The enduring image of mid-Victorian style is a sombre drawing room with red flock wallpaper, heavy curtains and table covers trimmed with braids and fringes, thickly upholstered seating, and ornaments and knick-knacks jostling on the mantelpiece, on tables and on display shelves. In fact the clutter gathered gradually after 1850, but it was well established by the 1860s.

Mid-Victorian style is often dismissed as lack of style. Certainly it had no single vision, but embraced many visions with eclectic enthusiasm. Yet the numerous unrelated elements making up its cluttered effect were deliberately put together and the result was a recognisable look. It expressed what the newly rich chose to buy, and was the first style to reflect the taste of the broad middle band of society, not its small upper set.

These consumers could find out about the latest available goods from retail shops, from numerous catalogues, and from the series of trade fairs held in British cities in the late 1840s. None of these fairs neared the scope of The Great Exhibition of 1851, which opened the mid-Victorian years on a high note of excitement about design and production.

Antique Collector Magazine

A Design Spectacular

The grandly named ‘The Great Exhibition of the Works of Industry of All Nations’ was the brainchild of Queen Victoria’s husband, Prince Albert, and Henry Cole, President of the Royal Society of Arts. Its aim was no less grand: ‘To present a true test and living picture of the point of development at which the whole of mankind has arrived.’

And so it did. All that technical skill and inventiveness could produce was gathered into a massive display in London’s Hyde Park, housed in a specially built glass and metal giant designed by Joseph Paxton and named by the magazine Punch the Crystal Palace. There were 14,000exhibitors, half from foreign countries and half from Britain and its colonies. The exhibits ranged from agricultural implements to toys, printing presses to textiles, and sculpture to the glass fountain in the centre of the 1500 ft (457 m) long building. There were fire engines and coffee services, furniture and cast-iron fireplaces, clocks and church vessels. Ingenuity knew no bounds: an extravagant forerunner of the Swiss army knife had more than 80 blades and instruments, and a rubberised cape could be inflated by pocket-sized bellows to become a canoe.

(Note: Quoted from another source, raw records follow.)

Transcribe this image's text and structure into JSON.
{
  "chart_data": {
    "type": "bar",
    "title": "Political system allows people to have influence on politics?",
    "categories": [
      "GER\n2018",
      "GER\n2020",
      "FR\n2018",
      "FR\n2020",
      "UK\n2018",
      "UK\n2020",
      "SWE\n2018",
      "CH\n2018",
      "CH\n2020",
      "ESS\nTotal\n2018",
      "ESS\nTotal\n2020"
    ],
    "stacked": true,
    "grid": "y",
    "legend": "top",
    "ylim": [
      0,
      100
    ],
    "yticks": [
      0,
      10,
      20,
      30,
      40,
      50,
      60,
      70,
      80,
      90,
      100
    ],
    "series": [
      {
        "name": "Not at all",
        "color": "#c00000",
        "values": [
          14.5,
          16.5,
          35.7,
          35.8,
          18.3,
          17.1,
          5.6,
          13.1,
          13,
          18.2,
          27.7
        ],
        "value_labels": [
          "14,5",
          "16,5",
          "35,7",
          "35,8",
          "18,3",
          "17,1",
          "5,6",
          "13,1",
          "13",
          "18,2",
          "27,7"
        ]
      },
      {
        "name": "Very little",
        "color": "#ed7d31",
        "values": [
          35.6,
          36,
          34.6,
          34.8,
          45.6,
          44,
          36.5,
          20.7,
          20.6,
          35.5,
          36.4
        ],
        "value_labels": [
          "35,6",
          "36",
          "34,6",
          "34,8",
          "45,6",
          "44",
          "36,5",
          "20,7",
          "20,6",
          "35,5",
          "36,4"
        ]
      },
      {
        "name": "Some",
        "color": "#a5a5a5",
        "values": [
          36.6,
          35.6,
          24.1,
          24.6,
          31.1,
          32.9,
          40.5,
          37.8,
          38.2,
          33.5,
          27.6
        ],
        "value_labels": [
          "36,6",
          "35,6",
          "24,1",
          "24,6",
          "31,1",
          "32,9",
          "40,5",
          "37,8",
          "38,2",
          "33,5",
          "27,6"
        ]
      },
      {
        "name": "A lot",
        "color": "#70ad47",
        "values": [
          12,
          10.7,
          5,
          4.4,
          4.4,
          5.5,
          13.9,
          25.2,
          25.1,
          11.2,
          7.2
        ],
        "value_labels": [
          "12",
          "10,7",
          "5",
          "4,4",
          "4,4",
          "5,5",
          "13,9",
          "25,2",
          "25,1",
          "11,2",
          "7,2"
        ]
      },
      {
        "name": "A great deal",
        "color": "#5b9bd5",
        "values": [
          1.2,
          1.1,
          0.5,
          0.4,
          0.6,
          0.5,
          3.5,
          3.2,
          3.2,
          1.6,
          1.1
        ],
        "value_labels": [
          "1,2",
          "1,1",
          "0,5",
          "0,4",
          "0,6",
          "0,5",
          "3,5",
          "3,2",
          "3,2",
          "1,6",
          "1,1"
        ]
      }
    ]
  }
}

The main focus of the exhibition was manufacturing — and Britain was clearly seen to be at the forefront. Between May r and October II, 6 million visitors saw the exhibition, many of them Britons revelling in the confident view it gave of their country.

Novelty above all

The exhibits were endlessly talked about and discussed in print, and in the long term were to influence design, manufacture and fashion throughout the nation. And yet the great show did not capture the style of its age. The closest it came was in its zest for novelty.

There were some novelties that were ingenious without being gimmicks, for example the screw mechanism on adjustable piano stools and extendible tables. Many contributors, however, anxious for their exhibits to be noticed, took design to startling lengths. Manufacturers keen to show that industrial techniques could equal, even outdo, the traditional skills of craftsmen, piled ornament onto everything — cutlery, furniture, glassware, carpets — with little attention to proportion. Such exhibits were not typical of the goods generally on sale.

Paradoxically, craftsmen working against the tide of industrialization pushed ornament even further towards excess in an attempt to go beyond what mass production could achieve. For example, the Warwick firms of furniture- makers William Cookes and James Morris Willcox made for the exhibition massive sideboards that dripped with deeply carved, naturalistic sculptures of dead game, allegorical figures and scrollwork.

There were also some imaginative attempts to press new materials to old uses. Shellac (secreted by Asian beetles) and gutta-percha (a rubbery resin from South-east Asia) were moulded into inkstands and picture frames to compete with carved wood and papier-maché. The new materials had great appeal to the Victorians, but would not come into their own until there were telephones and gramophone records to make use of them.

The Great Exhibition was not universally acclaimed as a triumph: ‘tons upon tons of unutterable rubbish’ was the verdict given by William Morris — who was soon to succeed with his own concept of design. Mid-Victorian design was at a crossroads. Thrust into a new era by technology, it was not yet bold enough to develop new forms to suit the technology. For the time being it fumbled in the basket of styles that had been recycled for the last 500 years.